Une trentaine d'institutions sociales proposent des lieux d’intervention pouvant accueillir jusqu'à 150 participants. Ces derniers peuvent p. ex. choisir d’être affectés aux services d'achat, d'accompagnement et de visite pour les personnes âgées, à des événements culturels dans des maisons de quartier, au soutien à l'intégration linguistique ou encore à l'entretien de réserves naturelles et d'espaces verts publics.
L'objectif du programme est de promouvoir la santé physique et psychique des bénéficiaires de l'aide sociale et de pallier ainsi la chronicisation des situations problématiques, ce qui permet notamment d'éviter ou de réduire les coûts ultérieurs.

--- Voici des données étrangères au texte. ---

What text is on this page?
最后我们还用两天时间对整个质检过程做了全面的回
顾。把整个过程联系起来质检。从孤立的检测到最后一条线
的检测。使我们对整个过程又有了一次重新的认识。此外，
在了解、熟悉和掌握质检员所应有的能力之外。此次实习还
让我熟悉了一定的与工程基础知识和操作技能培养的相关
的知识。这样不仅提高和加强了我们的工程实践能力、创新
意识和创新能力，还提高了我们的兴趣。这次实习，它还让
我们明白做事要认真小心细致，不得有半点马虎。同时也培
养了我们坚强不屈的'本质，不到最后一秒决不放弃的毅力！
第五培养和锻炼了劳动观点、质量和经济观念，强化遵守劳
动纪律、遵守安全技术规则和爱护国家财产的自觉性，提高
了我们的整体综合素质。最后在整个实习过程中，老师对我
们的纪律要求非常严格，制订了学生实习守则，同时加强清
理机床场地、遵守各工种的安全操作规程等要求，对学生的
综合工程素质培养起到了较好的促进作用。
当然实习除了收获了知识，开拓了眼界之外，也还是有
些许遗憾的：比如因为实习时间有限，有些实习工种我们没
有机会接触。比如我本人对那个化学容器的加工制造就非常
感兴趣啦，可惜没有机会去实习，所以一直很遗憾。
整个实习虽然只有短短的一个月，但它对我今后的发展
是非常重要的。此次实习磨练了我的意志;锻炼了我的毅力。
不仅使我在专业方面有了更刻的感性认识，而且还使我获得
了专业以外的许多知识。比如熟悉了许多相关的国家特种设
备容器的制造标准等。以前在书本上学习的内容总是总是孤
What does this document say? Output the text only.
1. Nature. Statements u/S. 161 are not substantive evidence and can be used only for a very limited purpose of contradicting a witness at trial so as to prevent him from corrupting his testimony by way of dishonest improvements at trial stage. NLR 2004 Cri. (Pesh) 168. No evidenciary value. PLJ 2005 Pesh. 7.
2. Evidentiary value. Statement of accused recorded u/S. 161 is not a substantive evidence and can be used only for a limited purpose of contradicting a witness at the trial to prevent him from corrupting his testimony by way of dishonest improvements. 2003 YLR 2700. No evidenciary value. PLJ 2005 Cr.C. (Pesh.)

« Avec les Litter Lemons, je fais quelque chose d'efficace pour l'environnement et cela me fait du bien personnellement », confie une participante, et une autre : « Le groupe compte beaucoup pour moi. Les répétitions m’ont permis de me ressourcer. » « L'amitié qui est née durant le temps passé ensemble est très précieuse pour moi », ajoute un collègue.
Une activité qui fait sens et une source de grande satisfaction
Une enquête menée dans le cadre d'un projet d'étude par des étudiants de la FHNW a démontré les effets positifs sur l'état d'esprit des participants.
L'estime de soi et le sentiment d'appartenance ont augmenté grâce aux programmes d'auxiliaires urbains et d'i-Job. Les personnes concernées sont fières d’elles-mêmes et de leur travail, ont une plus grande confiance en elles et apprennent à mieux connaître leurs propres limites, rapporte l'étude. Au final, la démarche contribue à une meilleure gestion de la vie quotidienne. Les participants expliquent qu'ils trouvent leur activité gratifiante et utile et qu'ils ont davantage confiance en eux. Le sentiment d'être utile et d’être valorisé par la société est très apprécié, ce qui va de pair avec le souhait de pouvoir contribuer à son tour à la société. La structure quotidienne aide à mettre en place des routines, à sortir de chez soi et à entretenir davantage de contacts sociaux. Les participants ont également constaté une amélioration de leur état de santé, tant sur le plan physique grâce à une activité physique accrue que sur le plan psychique grâce à l’activité professionnelle et à la structure quotidienne dans un contexte de travail réel.
La plupart des personnes interrogées sont donc très satisfaites de cette offre. La durée moyenne de participation au programme d'auxiliaires urbains est de plus de quatre ans. De nombreux participants restent fidèles à leur institution d'affectation après avoir quitté l'aide sociale, le plus souvent par le biais de l'AVS ou de l'AI.
Le service d'intégration sociale trouve des institutions qui souhaitent mettre à disposition des places d'intervention et les conseille. Toutes les places du programme sont régulièrement contrôlées et doivent répondre aux standards de benevol Suisse. Le service informe et conseille à la fois les travailleurs sociaux de l'aide sociale de Bâle-Ville et les potentiels participants.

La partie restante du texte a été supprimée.